Ces citations extraites de l’article des “Cahiers de la Méditerranée” datent de la fin du XIX° siècle. Mais on voit bien, au fil des pages du roman d’Hédi Kaddour, situé dans les années 20, que les clivages entre de très nombreuses communautés -les colons, l’administration, les Italiens, les juifs, les Tunisiens musulmans, les ruraux et les urbains, les femmes qui acceptent le carcan et celles qui le refusent, les traditionnels et les modernistes, les éduqués et les analphabètes, les pro-Turcs ou les pro-Français, les marxistes ou les socio-démocrates, etc.-, il y a des tensions, des conflits, des luttes d’influence qui préfigurent l’effondrement du système colonial après la seconde guerre mondiale, et l’indépendance en 1956.
C’est dans ce contexte que débarque cette joyeuse troupe d’Hollywood qui fournit la trame romanesque à Hédi Keddour en perturbant l’ordre colonial établi. C’est drôle et c’est une belle fresque de la comédie humaine dans un bout d’empire colonial français.

Les Chinois à Paris

Un dernier point qui a attiré mon attention de passionné par le monde chinois... Raouf, le fils du Caïd de Nahbès, qui a suivi l’école française et est ouvert aux idées socialistes, se retrouve à Paris à une soirée anti-colonialiste dans une salle de spectacle de la Grange-aux-Belles, près du Canal Saint-Martin. On y débat entre représentants venus des quatre coins de l’empire français et même au-delà.

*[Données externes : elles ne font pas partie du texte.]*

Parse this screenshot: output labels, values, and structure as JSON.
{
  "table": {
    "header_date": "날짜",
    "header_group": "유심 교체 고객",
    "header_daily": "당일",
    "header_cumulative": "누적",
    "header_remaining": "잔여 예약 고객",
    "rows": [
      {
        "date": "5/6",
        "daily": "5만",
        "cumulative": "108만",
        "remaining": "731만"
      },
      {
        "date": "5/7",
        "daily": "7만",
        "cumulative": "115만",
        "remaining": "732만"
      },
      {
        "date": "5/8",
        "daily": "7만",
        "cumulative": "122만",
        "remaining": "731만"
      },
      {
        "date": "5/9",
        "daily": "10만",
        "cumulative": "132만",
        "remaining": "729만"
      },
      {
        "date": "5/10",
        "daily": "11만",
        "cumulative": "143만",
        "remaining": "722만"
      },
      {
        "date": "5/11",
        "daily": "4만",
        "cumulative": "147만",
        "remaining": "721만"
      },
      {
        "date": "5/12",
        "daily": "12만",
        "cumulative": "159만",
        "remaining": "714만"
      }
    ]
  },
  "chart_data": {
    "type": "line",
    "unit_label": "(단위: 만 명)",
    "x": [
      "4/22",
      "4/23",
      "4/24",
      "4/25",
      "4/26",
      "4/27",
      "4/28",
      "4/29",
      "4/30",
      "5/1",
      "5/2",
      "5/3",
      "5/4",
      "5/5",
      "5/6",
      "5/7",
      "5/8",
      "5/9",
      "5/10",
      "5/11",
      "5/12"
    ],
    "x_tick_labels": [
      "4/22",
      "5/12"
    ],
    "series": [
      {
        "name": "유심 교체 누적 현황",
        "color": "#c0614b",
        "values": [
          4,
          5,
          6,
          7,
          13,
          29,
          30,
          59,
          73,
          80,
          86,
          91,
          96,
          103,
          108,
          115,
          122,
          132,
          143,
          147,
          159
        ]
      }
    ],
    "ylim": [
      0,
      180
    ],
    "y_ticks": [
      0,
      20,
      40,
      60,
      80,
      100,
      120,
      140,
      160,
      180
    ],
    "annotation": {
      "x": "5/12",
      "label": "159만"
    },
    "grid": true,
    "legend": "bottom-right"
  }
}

Hédi Kaddour décrit les participants :
“Les Chinois tranchaient sur le reste du public, des tenues de travailleurs en usine avec un ton calme et des gestes retenus, Mokhtar précisant : ‘des étudiants travailleurs.
Un des Chinois était passé à la tribune, le plus grand, la voix plus gracile que celle des autres orateurs mais un français bien net, il parlait d’un pays-continent à bouleverser, de justice à faire régner, se faisait traiter de réformiste par un des Français présents, répondait en affirmant son désir de révolution totale’.

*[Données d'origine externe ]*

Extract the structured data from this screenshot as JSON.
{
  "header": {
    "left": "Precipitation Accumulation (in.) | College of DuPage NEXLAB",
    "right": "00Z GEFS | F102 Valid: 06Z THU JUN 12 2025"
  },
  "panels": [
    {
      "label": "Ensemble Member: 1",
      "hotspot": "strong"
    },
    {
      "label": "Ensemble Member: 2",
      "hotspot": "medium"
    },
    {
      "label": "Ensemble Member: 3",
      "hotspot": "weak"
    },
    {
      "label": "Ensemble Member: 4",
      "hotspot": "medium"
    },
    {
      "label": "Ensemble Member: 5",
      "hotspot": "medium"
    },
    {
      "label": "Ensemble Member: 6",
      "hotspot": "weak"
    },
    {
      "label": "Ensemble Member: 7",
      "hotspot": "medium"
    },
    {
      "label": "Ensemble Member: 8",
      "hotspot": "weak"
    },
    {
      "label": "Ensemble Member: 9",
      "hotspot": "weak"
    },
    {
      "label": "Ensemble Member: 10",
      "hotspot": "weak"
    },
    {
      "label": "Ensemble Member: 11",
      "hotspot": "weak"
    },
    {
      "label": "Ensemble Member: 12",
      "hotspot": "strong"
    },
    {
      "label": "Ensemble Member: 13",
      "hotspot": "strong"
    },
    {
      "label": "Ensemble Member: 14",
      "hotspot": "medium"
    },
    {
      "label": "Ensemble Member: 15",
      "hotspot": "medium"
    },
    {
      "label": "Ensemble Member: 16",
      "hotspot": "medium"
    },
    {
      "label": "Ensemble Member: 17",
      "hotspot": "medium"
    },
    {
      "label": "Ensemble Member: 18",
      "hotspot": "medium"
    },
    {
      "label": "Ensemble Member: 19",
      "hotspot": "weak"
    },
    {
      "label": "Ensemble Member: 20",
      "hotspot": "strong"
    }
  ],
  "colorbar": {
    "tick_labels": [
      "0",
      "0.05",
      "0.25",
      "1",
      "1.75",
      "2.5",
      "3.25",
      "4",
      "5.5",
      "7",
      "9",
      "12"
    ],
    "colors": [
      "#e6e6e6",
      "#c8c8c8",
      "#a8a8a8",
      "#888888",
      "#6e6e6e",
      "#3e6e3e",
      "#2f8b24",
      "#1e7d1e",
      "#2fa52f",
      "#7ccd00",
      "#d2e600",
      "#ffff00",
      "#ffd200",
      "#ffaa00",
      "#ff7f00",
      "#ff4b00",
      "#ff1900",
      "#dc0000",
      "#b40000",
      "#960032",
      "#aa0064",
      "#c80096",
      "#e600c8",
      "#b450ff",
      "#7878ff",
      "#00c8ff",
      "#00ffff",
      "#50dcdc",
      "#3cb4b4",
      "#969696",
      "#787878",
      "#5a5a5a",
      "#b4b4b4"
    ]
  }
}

Ces Chinois du roman, un ‘petit gros, on l’appelait Deng, un passionné d’usines, de machines et de grands magasins’, et ‘le plus distingué’ qui s’appelait ‘Chou’. Vous l’avez peut-être compris, il s’agit de Deng Xiaoping et de Zhou (ou Chou) Enlai, futurs compagnons de Mao Zedong et dirigeants majeurs de la Chine communiste, auxquels Hédi Kaddour fait croiser le chemin de son héros dans les années 20 à Paris.
Portrait de Deng Xiaoping lors de son départ en France en 1920, dans les rues de sa ville natale de Guang'an, dans le Sichuan en 2003

De fait, Deng et Zhou sont en effet venus en France en 1920 en tant que ‘ouvriers-étudiants’, suivis de quelque 4 000 autres Chinois jusqu’en 1927. Deng travailla aux laminoirs des usines Schneider au Creusot, et à l’usine Hutchinson de Montargis, devenu une destination des touristes chinois en France.
Quant à Zhou Enlai, futur Premier ministre chinois, il travailla chez Renault, et le Quotidien du Peuple, l’organe central du PC chinois, précise que :
‘c’est en France qu’il a acquis une foi et une conviction solides pour lesquelles il a combattu toute sa vie. Au cours de son séjour en France, Zhou Enlai crée en mars 1921 le Groupe communiste qui devint ensuite une cellule en Europe du Parti communiste chinois (PCC)’.
Ce clin d’œil discret d’Hédi Kaddour à la grande histoire est assurément l’un des charmes de ce roman à clés qui permet des ‘errances’ sans fin...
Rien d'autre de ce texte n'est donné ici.